If you ask me on most days, you'll get the simple and honest answer that I'm doing pretty well. I miss the boys, but I'm glad that they have this extended time in Maryland with Steve to hang out and connect. I'm enjoying the relative simplicity of only caring for two kids (you know that your standards for "simple" have changed when you apply the word to parenting a 3 and 5-year-old). I miss Steve, quaver at the vast unknown before us, and marvel at the incredible slowness of the legal system, but I'm surviving and putting one foot in front of the other.
I'm really enjoying biking and just hit 750 miles since late April, so that's fun! Biking has provided me with a great outlet for stress, good exercise, and an hour of quiet, contemplative (albeit sweaty) time each day. It truly is an answer to prayer. And I love it that I'm enjoying Steve's birthday gift to me so much and get a daily opportunity to be grateful for him and his love for me.
It's been interesting to reflect on the evolution of my feelings and experience of this unexpected season in my life, marriage, and family.
At first, of course, I was shocked and occasionally overwhelmed with grief but mostly just pushed it all aside because there were so many immediate details to tend to that there was little time for anything else.

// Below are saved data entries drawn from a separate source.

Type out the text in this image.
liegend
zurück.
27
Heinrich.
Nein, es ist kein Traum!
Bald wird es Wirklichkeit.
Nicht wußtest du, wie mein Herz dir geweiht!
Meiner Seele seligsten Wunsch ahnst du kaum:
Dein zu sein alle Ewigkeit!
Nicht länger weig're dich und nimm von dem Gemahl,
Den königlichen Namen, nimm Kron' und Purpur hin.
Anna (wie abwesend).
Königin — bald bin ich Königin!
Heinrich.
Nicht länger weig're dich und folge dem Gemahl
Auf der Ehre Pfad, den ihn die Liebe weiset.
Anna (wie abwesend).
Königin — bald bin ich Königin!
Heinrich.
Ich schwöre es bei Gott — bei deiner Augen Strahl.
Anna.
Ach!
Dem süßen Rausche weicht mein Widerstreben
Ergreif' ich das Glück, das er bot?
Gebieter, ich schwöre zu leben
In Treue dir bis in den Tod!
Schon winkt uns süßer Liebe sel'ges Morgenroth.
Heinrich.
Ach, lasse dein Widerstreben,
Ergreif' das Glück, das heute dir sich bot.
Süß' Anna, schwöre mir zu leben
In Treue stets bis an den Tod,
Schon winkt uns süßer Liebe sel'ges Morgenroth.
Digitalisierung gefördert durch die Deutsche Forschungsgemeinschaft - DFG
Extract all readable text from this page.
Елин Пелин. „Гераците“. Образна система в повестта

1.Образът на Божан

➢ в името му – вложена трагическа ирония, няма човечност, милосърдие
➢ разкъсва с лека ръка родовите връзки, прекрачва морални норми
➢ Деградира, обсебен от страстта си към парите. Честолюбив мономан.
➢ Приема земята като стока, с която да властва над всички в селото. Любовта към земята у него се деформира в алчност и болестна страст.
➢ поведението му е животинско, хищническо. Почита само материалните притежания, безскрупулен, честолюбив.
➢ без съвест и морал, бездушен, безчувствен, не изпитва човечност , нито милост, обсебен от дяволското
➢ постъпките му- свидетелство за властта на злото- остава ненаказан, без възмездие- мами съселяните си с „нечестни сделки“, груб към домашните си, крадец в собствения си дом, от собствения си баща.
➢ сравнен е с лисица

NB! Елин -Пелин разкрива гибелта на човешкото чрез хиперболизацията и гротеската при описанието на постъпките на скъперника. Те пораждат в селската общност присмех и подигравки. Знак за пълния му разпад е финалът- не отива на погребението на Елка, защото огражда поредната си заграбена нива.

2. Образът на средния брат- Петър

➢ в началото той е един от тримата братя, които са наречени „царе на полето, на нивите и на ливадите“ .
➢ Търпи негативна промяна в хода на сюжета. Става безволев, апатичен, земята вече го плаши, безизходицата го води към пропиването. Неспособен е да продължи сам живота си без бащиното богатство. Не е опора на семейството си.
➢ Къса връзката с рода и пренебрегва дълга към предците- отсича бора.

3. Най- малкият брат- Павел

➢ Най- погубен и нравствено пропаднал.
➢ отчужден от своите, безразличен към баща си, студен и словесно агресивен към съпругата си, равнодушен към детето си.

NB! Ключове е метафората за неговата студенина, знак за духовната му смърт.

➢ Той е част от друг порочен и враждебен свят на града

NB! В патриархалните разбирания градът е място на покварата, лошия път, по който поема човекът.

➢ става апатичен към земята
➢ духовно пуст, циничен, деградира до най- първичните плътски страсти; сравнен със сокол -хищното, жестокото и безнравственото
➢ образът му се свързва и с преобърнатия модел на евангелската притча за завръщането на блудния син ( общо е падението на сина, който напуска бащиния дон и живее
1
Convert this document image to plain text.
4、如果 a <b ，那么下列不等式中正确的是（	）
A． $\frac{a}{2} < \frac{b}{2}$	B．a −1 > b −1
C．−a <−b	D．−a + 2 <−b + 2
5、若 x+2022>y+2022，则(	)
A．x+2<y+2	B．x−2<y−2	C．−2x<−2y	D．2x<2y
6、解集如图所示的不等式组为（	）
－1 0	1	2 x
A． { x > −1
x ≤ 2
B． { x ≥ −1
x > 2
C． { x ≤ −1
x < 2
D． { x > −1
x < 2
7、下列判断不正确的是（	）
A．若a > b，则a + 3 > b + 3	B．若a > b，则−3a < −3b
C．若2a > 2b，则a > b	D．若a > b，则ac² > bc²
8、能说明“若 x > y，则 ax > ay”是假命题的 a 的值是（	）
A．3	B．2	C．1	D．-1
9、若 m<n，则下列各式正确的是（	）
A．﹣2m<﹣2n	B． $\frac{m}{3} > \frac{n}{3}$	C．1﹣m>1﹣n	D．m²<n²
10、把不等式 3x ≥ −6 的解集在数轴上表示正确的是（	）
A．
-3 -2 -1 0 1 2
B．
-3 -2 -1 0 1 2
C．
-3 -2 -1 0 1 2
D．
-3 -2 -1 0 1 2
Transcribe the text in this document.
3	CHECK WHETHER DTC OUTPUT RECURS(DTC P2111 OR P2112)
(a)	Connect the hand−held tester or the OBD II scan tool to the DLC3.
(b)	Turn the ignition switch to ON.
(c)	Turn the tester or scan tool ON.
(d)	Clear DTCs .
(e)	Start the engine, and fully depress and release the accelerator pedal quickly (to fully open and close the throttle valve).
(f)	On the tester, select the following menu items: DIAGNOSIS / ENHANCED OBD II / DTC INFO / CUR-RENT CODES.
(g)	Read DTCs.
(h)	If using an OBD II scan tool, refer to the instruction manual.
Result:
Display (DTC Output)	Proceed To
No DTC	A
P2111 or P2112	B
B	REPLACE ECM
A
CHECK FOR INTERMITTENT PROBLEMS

But that only lasted a few weeks and then the initial panic and anxiety dulled to a general overwhelmedness at the magnitude of all of the things I had to handle on my own - childcare coordination, figuring out how to pay bills, turning on the swamp cooler for the summer, handling every meal and bedtime every day for every kid - in addition to the normal stresses of work and my ordinary home responsibilities. And I had nobody to fall back on, nobody to hand things over to or share the load with when it was all too much.
But now those feelings have also given way as the kids and I got into a groove and figured out the patterns of our new normal. I still get overwhelmed, but it's not my normal state of existance.
Now I realize that my experience has moved from overwhelmed to a dull ache - a longing. I long for somebody to tell me, daily, that I'm worthy of affection, that I'm beautiful, that I'm strong. I long to be worthy of pursuit. I long for my extension of Christ physically beside me every day, every night, confirming the truth of who I am and who I'm becoming. Our marriage has never been perfect and at times it's been a real struggle, but the truth is that since I was 16 I've had one godly man beside me, growing alongside me, and being Christ to me in word and action. And God do I miss that. I used to think that I was somebody who didn't need much external validation... but I think that was because I got so much support at home. Now when somebody tells me that I'm worthy of affection I break a little inside. It's good breaking, but it hurts.
So I'm learning to trust Jesus for the truth about who I am and who I'm becoming. I know that the messages that I've gotten from Jesus + Steve are really Jesus' truths spoken through Steve. And now I have to figure out how to let Jesus be enough. I'm pretty sure he can handle it. It's me I'm worried about.
God's works are so great, worth
A lifetime of study—endless enjoyment!
Splendor and beauty mark his craft;
His generosity never gives out.
His miracles are his memorial—
This God of Grace, this God of Love.